In case study one, a factor that may influence the decision may be the deferred period applied for. This emphasises the importance of taking individual circumstances into account. Another typical example of underwriting practice by life offices is to remove conditions and apply an exclusion from the cover on offer. A robust underwriting assessment would also take into account the possibility of offering full cover with an extra premium. The DDA requires that when a life office is unable to offer full cover for, say critical illness, even with an extra premium, cover should be offered pro-actively subject to an appropriate exclusion as an alternative to declining cover wherever possible.
In case study two, the man applying may have had testicular cancer four years ago with no evidence of recurrence. In this situation the underwriter may make the exclusion above, but allow all remaining critical illness cover at standard rates. It is ultimately the individual's decision on whether to proceed with the cover, even though the normal cover is reduced.

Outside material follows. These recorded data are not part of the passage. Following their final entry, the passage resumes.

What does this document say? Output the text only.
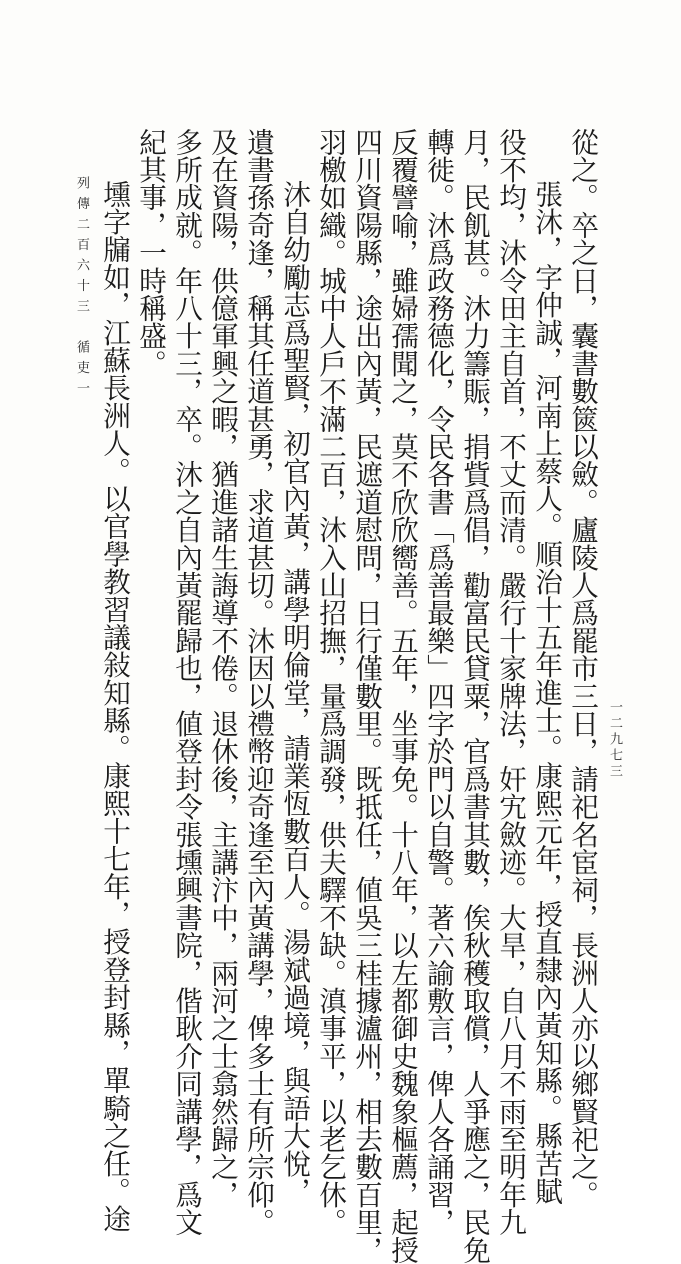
從之。卒之日，囊書數篋以斂。廬陵人爲罷市三日，請祀名宦祠，長洲人亦以鄉賢祀之。
張沐，字仲誠，河南上蔡人。順治十五年進士。康熙元年，授直隸內黃知縣。縣苦賦
役不均，沐令田主自首，不丈而清。嚴行十家牌法，奸宄斂迹。大旱，自八月不雨至明年九
月，民飢甚。沐力籌賑，捐貲爲倡，勸富民貸粟，官爲書其數，俟秋穫取償，人爭應之，民免
轉徙。沐爲政務德化，令民各書「爲善最樂」四字於門以自警。著六諭敷言，俾人各誦習，
反覆譬喻，雖婦孺聞之，莫不欣欣嚮善。五年，坐事免。十八年，以左都御史魏象樞薦，起授
四川資陽縣，途出內黃，民遮道慰問，日行僅數里。既抵任，値吳三桂據瀘州，相去數百里，
羽檄如織。城中人戶不滿二百，沐入山招撫，量爲調發，供夫驛不缺。滇事平，以老乞休。
沐自幼勵志爲聖賢，初官內黃，講學明倫堂，請業恆數百人。湯斌過境，與語大悅，
遺書孫奇逢，稱其任道甚勇，求道甚切。沐因以禮幣迎奇逢至內黃講學，俾多士有所宗仰。
及在資陽，供億軍興之暇，猶進諸生誨導不倦。退休後，主講汴中，兩河之士翕然歸之，
多所成就。年八十三，卒。沐之自內黃罷歸也，値登封令張壎興書院，偕耿介同講學，爲文
紀其事，一時稱盛。
壎字牖如，江蘇長洲人。以官學教習議敍知縣。康熙十七年，授登封縣，單騎之任。途
列傳二百六十三　循吏一
一二九七三
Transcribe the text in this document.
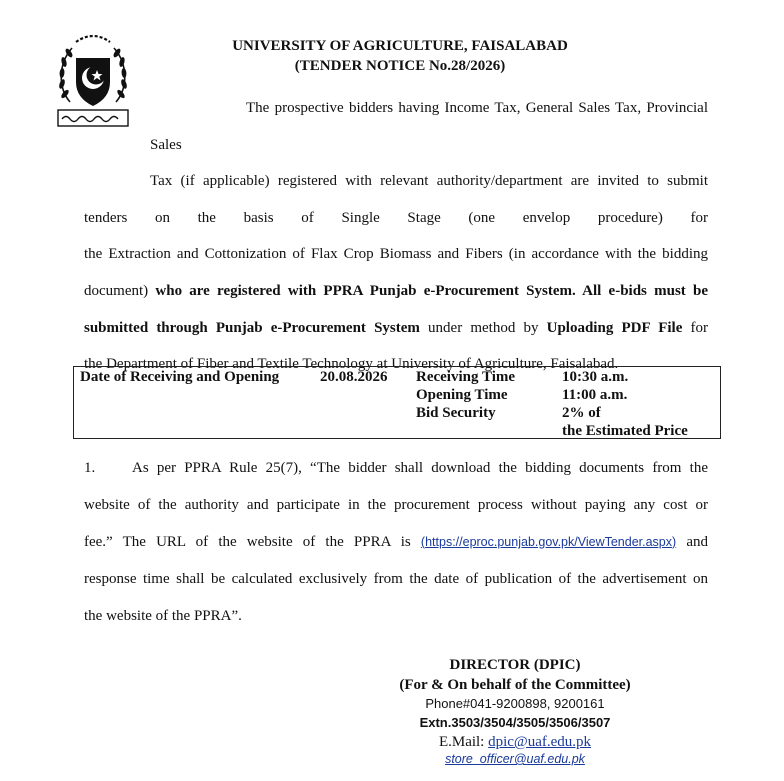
UNIVERSITY OF AGRICULTURE, FAISALABAD
(TENDER NOTICE No.28/2026)
The prospective bidders having Income Tax, General Sales Tax, Provincial Sales
Tax (if applicable) registered with relevant authority/department are invited to submit
tenders on the basis of Single Stage (one envelop procedure) for
the Extraction and Cottonization of Flax Crop Biomass and Fibers (in accordance with the bidding
document) who are registered with PPRA Punjab e-Procurement System. All e-bids must be
submitted through Punjab e-Procurement System under method by Uploading PDF File for
the Department of Fiber and Textile Technology at University of Agriculture, Faisalabad.
Date of Receiving and Opening	20.08.2026 Receiving Time
Opening Time
Bid Security
10:30 a.m.
11:00 a.m.
2% of
the Estimated Price
1. As per PPRA Rule 25(7), “The bidder shall download the bidding documents from the
website of the authority and participate in the procurement process without paying any cost or
fee.” The URL of the website of the PPRA is (https://eproc.punjab.gov.pk/ViewTender.aspx) and
response time shall be calculated exclusively from the date of publication of the advertisement on
the website of the PPRA”.
DIRECTOR (DPIC)
(For & On behalf of the Committee)
Phone#041-9200898, 9200161
Extn.3503/3504/3505/3506/3507
E.Mail: dpic@uaf.edu.pk
store_officer@uaf.edu.pk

Finally, when policies are re-underwritten insurers must apply the same considerations about the DDA to them if for example, there is an increase to the amount of cover or if the policy is restarted after a lapse. When an insurer reviews terms for an individual policy taken out before the DDA came into force, the DDA applies to the review and to the policy thereafter with the following exceptions:
• The DDA does not allow any policyholder that took out a policy before December 1996 to ask companies to review policy terms according to the provisions of the DDA, unless the policy itself gives the policyholder the right to invoke a review
• The Act does not apply to premium reviews that apply to all policyholders, for example, a change to the mortality rates that applies to all policyholders or the periodic reviews that apply to many types of unit-linked policies when the individual policies reach their review date.
This covers some of the main aspects of the DDA and how it affects underwriting processes and procedures for offices selling critical illness and protection products. However, it is not an exhaustive account of the impact of the law on the underwriting of these contracts which will only become apparent through evolving best practice and even case law.
The guide itself, which is available via the ABI website at www.abi.org.uk, is a useful first step for insurers to ensure they not only comply with the law, but also highlights the commercial advantages in making their products available to the 8.5 million people in the UK with disabilities. That is a section of the population that insurers ignore at their peril.
Case study 1
Taking account of individual circumstances
A man aged 38 sends the insurer an application form for life cover and income protection. He has answered ˜yes' to a question asking whether he has had any form of mental or stress related illness that involved treatment and/or resulted in time off work.
However, the insurer finds out from his GP that he had been suffering from anxiety-related symptoms that started about seven years ago. At the time, he had two weeks off work, but had no prior history of anxiety. He was prescribed Seroxat and was referred to a Community Psychiatric Nurse. Over the next two years, the anxiety was gradually resolved and the treatment stopped. He has been symptom free for the last five years.
In the circumstances of the case, the insurer accepts the life cover and income protection on standard terms with no extra premium.